The adjusted evenness of the distribution of mzl-USCOs between chromosomes ranged between 0.58 and 0.99 (mean 0.87 +/– 0.09). It tends to be especially low in birds and especially high in teleost fish (Table S1). It is highly correlated with both the evenness of chromosome length (r = 0.83, p = 6.26 * 10-61) and especially that of the distribution of all protein-coding genes (r = 0.94, p = 1.98 * 10-110).
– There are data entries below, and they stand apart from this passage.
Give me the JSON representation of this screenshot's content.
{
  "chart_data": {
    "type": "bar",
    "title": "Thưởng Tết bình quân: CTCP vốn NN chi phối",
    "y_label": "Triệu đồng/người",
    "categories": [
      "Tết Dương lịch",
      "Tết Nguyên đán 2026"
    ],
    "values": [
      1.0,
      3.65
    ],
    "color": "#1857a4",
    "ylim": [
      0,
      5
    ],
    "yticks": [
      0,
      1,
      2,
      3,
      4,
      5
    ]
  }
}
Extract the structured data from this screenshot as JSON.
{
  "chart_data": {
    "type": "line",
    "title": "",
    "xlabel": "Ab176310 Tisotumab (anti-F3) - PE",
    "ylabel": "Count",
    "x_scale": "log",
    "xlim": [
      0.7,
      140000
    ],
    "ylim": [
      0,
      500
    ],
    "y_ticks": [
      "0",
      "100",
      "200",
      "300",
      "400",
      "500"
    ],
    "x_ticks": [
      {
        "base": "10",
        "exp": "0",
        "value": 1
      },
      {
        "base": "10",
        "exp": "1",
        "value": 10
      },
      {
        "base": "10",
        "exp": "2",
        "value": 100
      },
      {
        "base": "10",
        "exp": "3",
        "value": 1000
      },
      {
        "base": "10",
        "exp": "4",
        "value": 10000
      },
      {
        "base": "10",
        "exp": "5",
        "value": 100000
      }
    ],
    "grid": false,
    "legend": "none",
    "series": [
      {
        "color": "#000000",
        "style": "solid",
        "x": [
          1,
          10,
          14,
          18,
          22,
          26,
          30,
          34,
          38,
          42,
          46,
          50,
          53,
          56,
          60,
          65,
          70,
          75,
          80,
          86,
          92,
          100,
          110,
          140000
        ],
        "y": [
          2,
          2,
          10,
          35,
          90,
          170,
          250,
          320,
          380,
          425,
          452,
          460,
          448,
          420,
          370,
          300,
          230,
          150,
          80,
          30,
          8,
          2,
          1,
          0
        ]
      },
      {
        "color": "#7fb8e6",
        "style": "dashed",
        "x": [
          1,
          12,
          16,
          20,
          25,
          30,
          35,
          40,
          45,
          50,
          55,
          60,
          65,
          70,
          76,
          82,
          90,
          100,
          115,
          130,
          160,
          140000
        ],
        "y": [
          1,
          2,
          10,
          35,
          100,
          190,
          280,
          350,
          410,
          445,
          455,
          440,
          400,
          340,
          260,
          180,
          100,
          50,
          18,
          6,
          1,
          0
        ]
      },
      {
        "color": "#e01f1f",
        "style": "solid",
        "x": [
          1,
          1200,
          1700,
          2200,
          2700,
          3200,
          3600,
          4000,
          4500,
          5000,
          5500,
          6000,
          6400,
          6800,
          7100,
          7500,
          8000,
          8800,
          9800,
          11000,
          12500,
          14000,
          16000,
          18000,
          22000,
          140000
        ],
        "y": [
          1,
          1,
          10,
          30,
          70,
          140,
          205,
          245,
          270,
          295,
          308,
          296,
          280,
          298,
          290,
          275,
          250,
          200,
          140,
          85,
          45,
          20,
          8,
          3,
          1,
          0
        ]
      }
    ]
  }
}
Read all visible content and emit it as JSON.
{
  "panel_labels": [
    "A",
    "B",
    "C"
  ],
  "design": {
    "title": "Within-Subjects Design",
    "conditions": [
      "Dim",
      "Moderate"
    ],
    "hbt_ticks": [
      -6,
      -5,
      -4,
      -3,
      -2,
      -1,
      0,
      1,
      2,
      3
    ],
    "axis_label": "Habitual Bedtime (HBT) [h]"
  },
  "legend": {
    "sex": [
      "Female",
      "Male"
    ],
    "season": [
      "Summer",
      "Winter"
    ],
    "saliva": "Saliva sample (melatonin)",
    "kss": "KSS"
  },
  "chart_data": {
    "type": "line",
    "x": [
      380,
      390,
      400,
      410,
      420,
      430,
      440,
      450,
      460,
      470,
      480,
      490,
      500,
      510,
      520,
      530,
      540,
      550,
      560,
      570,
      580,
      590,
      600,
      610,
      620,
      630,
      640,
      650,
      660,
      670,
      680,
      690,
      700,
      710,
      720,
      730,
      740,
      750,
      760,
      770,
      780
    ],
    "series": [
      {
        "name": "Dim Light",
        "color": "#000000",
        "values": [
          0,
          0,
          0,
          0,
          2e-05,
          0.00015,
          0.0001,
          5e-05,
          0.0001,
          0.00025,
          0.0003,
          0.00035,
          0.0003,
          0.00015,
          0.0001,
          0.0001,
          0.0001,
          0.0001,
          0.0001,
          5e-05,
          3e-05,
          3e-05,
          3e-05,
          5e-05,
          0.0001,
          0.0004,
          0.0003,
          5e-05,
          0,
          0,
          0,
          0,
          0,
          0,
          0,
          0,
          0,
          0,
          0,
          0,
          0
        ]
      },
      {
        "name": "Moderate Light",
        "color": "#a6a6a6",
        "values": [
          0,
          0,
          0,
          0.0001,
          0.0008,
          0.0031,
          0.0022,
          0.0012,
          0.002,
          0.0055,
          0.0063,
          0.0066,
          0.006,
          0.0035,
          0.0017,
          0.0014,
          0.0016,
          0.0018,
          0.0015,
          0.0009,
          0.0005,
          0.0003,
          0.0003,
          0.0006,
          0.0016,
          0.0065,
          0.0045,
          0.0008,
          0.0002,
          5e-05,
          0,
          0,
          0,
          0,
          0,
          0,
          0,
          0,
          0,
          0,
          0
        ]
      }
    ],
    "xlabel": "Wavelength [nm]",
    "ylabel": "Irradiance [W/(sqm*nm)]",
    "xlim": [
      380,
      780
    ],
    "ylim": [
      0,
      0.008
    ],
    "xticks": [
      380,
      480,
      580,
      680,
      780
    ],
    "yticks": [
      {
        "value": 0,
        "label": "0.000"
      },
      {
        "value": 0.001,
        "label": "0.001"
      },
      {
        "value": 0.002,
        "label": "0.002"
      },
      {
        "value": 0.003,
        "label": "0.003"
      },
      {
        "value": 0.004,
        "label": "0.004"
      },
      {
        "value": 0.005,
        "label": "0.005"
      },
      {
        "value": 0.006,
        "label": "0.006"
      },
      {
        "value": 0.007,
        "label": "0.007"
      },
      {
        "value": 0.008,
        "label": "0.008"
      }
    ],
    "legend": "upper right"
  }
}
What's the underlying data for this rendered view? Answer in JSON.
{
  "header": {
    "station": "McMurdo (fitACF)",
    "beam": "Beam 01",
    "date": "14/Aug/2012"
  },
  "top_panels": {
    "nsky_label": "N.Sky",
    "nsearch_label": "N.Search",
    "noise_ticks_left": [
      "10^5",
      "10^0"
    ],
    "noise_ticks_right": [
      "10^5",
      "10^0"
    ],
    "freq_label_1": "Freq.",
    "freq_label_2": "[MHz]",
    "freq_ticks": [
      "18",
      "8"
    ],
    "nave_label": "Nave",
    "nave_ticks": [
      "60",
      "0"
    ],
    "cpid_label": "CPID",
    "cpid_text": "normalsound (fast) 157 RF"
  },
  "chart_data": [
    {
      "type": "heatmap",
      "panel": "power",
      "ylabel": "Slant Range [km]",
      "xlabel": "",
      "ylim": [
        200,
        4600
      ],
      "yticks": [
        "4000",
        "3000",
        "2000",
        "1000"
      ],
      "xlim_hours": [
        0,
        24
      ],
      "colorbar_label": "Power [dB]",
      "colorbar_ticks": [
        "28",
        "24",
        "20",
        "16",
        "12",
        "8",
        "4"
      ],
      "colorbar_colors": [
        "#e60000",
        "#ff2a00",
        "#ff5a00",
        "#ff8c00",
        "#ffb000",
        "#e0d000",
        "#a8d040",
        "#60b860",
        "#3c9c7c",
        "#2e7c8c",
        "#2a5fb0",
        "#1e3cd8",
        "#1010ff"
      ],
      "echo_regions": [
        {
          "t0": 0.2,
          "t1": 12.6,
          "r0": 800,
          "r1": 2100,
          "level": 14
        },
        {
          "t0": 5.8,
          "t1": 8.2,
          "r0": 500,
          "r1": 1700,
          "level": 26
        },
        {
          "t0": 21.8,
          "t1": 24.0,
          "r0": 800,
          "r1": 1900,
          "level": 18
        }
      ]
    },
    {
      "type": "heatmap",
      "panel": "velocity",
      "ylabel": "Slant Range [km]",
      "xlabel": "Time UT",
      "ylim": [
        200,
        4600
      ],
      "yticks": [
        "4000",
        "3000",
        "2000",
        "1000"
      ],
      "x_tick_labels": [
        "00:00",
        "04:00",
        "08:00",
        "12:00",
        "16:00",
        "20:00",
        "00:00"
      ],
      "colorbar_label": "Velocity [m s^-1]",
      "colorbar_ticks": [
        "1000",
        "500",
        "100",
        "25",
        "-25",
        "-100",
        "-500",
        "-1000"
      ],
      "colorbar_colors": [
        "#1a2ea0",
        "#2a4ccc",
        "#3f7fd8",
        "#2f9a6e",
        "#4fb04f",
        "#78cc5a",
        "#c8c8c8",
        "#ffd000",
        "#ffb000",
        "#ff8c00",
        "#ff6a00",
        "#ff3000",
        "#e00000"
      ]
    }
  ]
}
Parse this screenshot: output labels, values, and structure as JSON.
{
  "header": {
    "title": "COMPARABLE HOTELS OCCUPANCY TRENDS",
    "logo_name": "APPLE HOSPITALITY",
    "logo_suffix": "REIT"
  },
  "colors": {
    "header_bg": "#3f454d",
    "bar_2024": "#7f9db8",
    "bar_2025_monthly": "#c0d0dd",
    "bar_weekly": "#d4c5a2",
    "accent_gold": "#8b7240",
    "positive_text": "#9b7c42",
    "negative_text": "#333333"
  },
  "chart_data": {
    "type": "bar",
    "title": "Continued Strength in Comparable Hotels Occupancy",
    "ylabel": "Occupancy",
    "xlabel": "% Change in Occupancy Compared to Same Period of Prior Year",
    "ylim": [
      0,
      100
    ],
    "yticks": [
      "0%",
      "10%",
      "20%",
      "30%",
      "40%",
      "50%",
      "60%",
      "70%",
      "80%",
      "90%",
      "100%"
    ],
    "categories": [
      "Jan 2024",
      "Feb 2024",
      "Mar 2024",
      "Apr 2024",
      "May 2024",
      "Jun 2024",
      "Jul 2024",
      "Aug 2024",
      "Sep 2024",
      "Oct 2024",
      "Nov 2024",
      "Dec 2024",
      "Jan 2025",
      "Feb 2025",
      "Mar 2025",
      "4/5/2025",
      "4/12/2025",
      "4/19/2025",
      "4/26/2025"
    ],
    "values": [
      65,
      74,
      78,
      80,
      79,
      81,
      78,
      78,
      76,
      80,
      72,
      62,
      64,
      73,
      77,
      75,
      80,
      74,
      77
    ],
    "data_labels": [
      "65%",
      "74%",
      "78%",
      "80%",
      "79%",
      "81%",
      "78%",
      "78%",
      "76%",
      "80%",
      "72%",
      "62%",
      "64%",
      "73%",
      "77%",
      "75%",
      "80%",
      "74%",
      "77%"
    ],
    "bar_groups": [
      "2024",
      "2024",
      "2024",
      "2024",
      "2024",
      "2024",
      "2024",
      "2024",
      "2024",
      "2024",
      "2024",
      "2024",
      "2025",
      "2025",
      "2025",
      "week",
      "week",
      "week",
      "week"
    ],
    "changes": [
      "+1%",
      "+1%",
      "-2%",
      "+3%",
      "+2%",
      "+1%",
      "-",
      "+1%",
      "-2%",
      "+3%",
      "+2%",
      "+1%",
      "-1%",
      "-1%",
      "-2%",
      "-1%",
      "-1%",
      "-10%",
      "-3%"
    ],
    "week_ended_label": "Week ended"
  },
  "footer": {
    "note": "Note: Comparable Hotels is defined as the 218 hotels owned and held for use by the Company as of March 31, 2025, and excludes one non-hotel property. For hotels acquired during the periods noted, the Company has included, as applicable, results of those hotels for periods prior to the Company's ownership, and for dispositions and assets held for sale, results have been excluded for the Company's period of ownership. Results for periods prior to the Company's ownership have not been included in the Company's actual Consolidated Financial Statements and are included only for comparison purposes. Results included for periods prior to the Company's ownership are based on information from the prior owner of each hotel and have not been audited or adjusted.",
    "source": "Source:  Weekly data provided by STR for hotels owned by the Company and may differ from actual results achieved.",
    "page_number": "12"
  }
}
In many taxa, our chi-square test showed significant deviations of USCO distribution from the distribution of chromosome lengths (Table S1). In 215 taxa (90% of all investigated taxa), the chi-square test showed a statistically significant (p < 0.05) deviation without correction for multiple test, and in 153 of the taxa (64%), the test result remained significant after Bonferroni correction for multiple tests. The deviation tended to be particularly high in birds and particularly low in teleost fish. The chi-square test showed that the deviation from the distribution of all protein-coding genes was significant in 170 taxa (71%), but in only 43 of these taxa (18%) it remained so after Bonferroni correction. A correlation with phylogenetic placement of the taxa was less obvious than in the comparison with chromosome length.
To assess whether the phylogenetic signal contained in mzl-USCOs is sufficient to infer the phylogenetic relationships of the investigated taxa, we used the extracted mzl-USCOs of the 239 species of Metazoa for phylogenetic analyses. The inferred phylogenetic trees based on a supermatrix of amino acid sequences (Fig. S2) were largely consistent with the respective current state of the art phylogenetic hypotheses (e.g., Laumer et al., 2019; Irisarri et al., 2017; Esselstyn et al., 2017). Discrepancies occurred in a few rapid radiations. For example, in the USCO-derived phylogenies of Neoaves we found hummingbirds to be more closely related to passerines than to falcons and parrots, contradicting results from phylogenomic studies of Jarvis et al. (2014) and Prum et al. (2015). Such discrepancies were also found in multi-species coalescent-based trees obtained from analyzing amino acid data (Fig. S4), which had overall low support values, however. Both supermatrix- and coalescent-based phylogenetic inferences based on nucleotide sequence data using codon positions 1 and 2 (Fig. S3, S5) resulted in some highly questionable phylogenetic estimates, such as a non-monophyly of Arthropoda.